Originally posted by tamusan
I've been wondering where the ads have gone. Is this why the ad space to the top and right of a thread are now gray for me?

One reason, yes. When our primary ad providers run out of ads for you, then you'll see the gray box.

We're also experimenting with a super-secret thing some members may have noticed today... but too soon to comment on that just yet.

Thank you! Your hard work and efforts are most appreciated. It's a great site and it's good to know you're looking out for us.

reply to post by SkepticOverlord


And when will this "super secret thing" be made public?

Originally posted by jkrog08
And when will this "super secret thing" be made public?

When it's no longer "super secret."

No problems here, SO. I use Firefox with a few add ons...
I guesss it's the people with "IE" (Internet Explorer) that might experience problems. The only thing that helps then is to get an update OR use firefox, etc. Nope, ATS is fine for me.

Kind Regards,

SDB


P.S. Additional to the "IE" I would use "Spyware Blaster"..., furthermore "Superantispyware", "Crapcleaner" (CCleaner) and possibly a good firewall like "Outpost" IF I were concerned.


Love ATS!

reply to post by SkepticOverlord


i want to let you know that i am impressed with your admission to this issue, and how aggressively you have resolved it.

There was a time in the past when i made a malware complaint and was berated by fellow members and kind of snickered at by staff. It led to me seriously throttling how much i visited the site.

However, you are correct. The issue is vastly improved. Thank you, kind sir. I really like this forum and am very happy to be able to enjoy it.

Bill,
Not that it is any relevance to the matter but,
Awhile back... maybe several months or so ago I had noticed some minor issues with the site when I was trying to access it from my old defucnt laptop. For me mainly just a slowing to load pages was all I had experienced, but sometimes it came to a standstill.

As of the last few days while I have been on the old machine I have noticed some dramatic improvement in speed though I'm not sure I will chock that up to malware infecting the site per se, being on mac OSX I rarely worry about such things... but it seems to be working better for me and this 500 mHz machine.

Keep up the good work,
-TEL

Flee it's Swine Flu all over again!
Viruses Viruses and not a Tamaflu to drink.
Have we found the cure to Swine Flu? I THINK SO!


(Honestly I have never had any problems with malware on ATS.)

Oh, I have been meaning to make a post to one of the 3 amigos about the malware attack I received while viewing the ATS main page.

My "AGV Free Antivirus" stopped an attack on my IExplorer.exe process when I clicked on the "Home" button on the ATS navigation bar.

Since it was on the homepage, and I trust ATS, my conclusion was that it was an advertisement that cause the problem.

Either a deliberate attack, or a false positive.
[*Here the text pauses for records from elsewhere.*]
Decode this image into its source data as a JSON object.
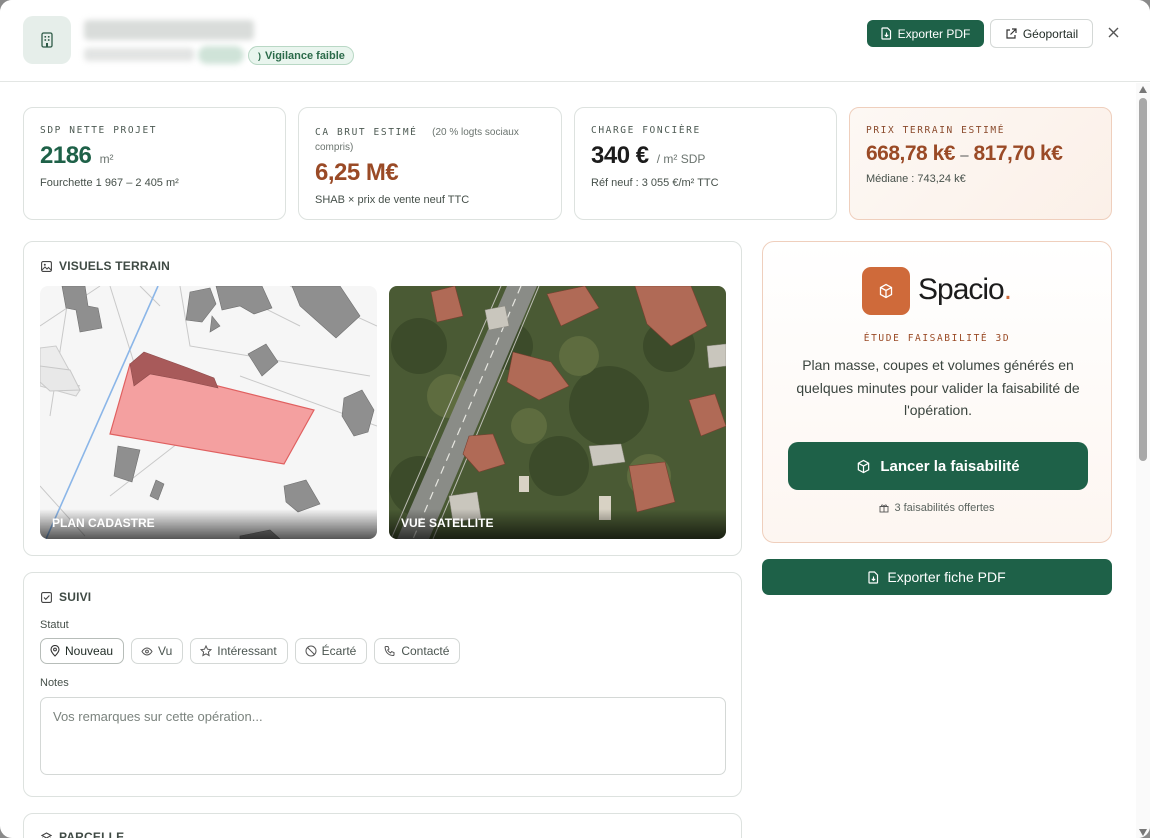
{
  "header": {
    "vigilance_label": "Vigilance faible",
    "export_pdf_label": "Exporter PDF",
    "geoportail_label": "Géoportail"
  },
  "kpis": [
    {
      "label": "SDP NETTE PROJET",
      "label_extra": "",
      "value": "2186",
      "unit": "m²",
      "note": "Fourchette 1 967 – 2 405 m²"
    },
    {
      "label": "CA BRUT ESTIMÉ",
      "label_extra": "(20 % logts sociaux compris)",
      "value": "6,25 M€",
      "unit": "",
      "note": "SHAB × prix de vente neuf TTC"
    },
    {
      "label": "CHARGE FONCIÈRE",
      "label_extra": "",
      "value": "340 €",
      "unit": "/ m² SDP",
      "note": "Réf neuf : 3 055 €/m² TTC"
    },
    {
      "label": "PRIX TERRAIN ESTIMÉ",
      "label_extra": "",
      "value": "668,78 k€",
      "value_sep": "–",
      "value2": "817,70 k€",
      "unit": "",
      "note": "Médiane : 743,24 k€"
    }
  ],
  "visuels": {
    "title": "VISUELS TERRAIN",
    "cadastre_caption": "PLAN CADASTRE",
    "satellite_caption": "VUE SATELLITE"
  },
  "suivi": {
    "title": "SUIVI",
    "statut_label": "Statut",
    "statuses": [
      "Nouveau",
      "Vu",
      "Intéressant",
      "Écarté",
      "Contacté"
    ],
    "active_status": "Nouveau",
    "notes_label": "Notes",
    "notes_placeholder": "Vos remarques sur cette opération...",
    "notes_value": ""
  },
  "parcelle": {
    "title": "PARCELLE"
  },
  "spacio": {
    "name": "Spacio",
    "name_dot": ".",
    "tagline": "ÉTUDE FAISABILITÉ 3D",
    "description": "Plan masse, coupes et volumes générés en quelques minutes pour valider la faisabilité de l'opération.",
    "cta_label": "Lancer la faisabilité",
    "offer_text": "3 faisabilités offertes"
  },
  "export_fiche_label": "Exporter fiche PDF",
  "colors": {
    "primary_green": "#1e6148",
    "accent_rust": "#9a4a26",
    "spacio_orange": "#cf6a3a",
    "parcel_red": "#f4a0a0"
  }
}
I didn't have enough time to see what ad's were visible because the second I got the message I shut down the iexplorer process.
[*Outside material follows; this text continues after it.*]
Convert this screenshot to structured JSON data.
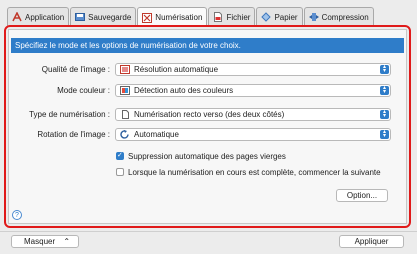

But, I believe, from experience, the advertisements that are like "games" where you have to click a moving object or something, are known to cause false positives, or even known to actually be real malware.

I guess the code that is needed to track the mouse movements is almost the same code needed to log keystrokes like a key-logger, which sometimes causes false positives on anti-virus software.

I had some issues of this nature back in the December-January time frame, but rather than filing a complaint. I just installed a script blocker on my end, that seemed to have resolved the problem. I reckon this means I can turn it off and do a test run now...

nenothtu out

Originally posted by 0nce 0nce
My "AGV Free Antivirus" stopped an attack on my IExplorer.exe process when I clicked on the "Home" button on the ATS navigation bar.

Actually, the free version of AVG does give out lots of false positives, as well as categorizing many cookies as spyware.

If that happens again, see if you can U2U me any details.